Business Valuation Blog | Understanding Buying / Selling a Company

How Business Valuation Helps when Adding Additional Shareholders

Posted by Business Valuation Specialists LLC on Jun 22, 2016 2:00:00 PM

Have you ever had someone ask about buying into your company but you don't know what the shares are really worth? Maybe you need to add equity for a serious expansion but aren't sure about how the valuation of a company will affect the share cost. You could be adding new partners who will help build your business but don't know what the share value will actually end up being. When you're adding additional shareholders to your business, you probably have a lot of questions about how much each share will be worth. A business appraisal helps you know your business' true value so you can pass that cost onto your new shareholders.

How Business Valuation Helps when Adding Additional Shareholders

  • Assures the existing shareholders of their shares' value.
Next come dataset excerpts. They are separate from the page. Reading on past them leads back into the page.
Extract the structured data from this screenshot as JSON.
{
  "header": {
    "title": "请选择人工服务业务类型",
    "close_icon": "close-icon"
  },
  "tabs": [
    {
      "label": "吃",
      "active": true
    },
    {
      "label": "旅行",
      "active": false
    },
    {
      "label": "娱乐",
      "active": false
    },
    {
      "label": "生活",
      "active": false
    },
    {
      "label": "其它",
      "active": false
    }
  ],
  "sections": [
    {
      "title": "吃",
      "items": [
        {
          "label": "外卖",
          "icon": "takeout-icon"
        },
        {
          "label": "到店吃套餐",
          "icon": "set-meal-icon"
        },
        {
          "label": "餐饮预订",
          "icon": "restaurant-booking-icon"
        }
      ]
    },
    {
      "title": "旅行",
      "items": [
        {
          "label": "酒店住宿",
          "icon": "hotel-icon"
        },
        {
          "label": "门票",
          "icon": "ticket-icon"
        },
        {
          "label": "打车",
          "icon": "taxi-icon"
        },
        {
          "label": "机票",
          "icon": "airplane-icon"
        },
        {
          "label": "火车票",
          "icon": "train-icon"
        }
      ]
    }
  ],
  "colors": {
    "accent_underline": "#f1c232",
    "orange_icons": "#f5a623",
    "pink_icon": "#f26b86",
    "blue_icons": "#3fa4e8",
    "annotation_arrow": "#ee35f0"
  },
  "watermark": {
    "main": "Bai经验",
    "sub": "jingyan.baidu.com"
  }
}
When you add shareholders to a company, your existing shares will be diluted as the new shareholders increase the number of shares in your company. That means your existing shareholders will want proof of the existing value of the business so they know they won't be losing money during the sale of new shares. As an example of this, having 100 shares in your company distribute among two partners means each partner has a half interest in the company. If you're adding two partners and 100 additional shares, suddenly each partner has a quarter share in the business instead.
  • Provides a basis for pricing new shares. If you're selling shares, you'll need to determine a price for the shares. How can you accomplish that if you're not sure of the value of your business? By having a company appraisal performed, you can determine the current value of your company before you try to price the shares.
  • Provides documentation for new shareholders. When you're adding shareholders, whether as a sale of shares to raise equity or providing a new partner with shares in lieu of cash payment, the shareholders will want documentation so they know what each share is worth. If you can't document the value, how would the new shareholder know that the share is worth the paper it's printed on?
  • Ensures you're not undervaluing or overvaluing your shares. Far too many businesses base their business value on a tax return or a balance sheet that may not reflect accurate business values. In tax accounting, assets are often depreciated by having their value distributed across a standardized depreciation table that spans a particular period of time. What if your equipment is worth more or less than its depreciated value at that time? At the same time, basing your business value on the sale price of similar businesses in your area may not reflect an accurate value either. A proper business appraisal will.

Adding additional shareholders to your company can be stressful, so don't make it any more stressful than it needs to be. By having a company valuation performed to determine the value of the shares, you have easy documentation for your shareholders both prior to and after the addition to verify the sale and cost of shares. If you haven't had business valuations performed on your company recently and need one done to add shareholders, it's important that you get that documentation.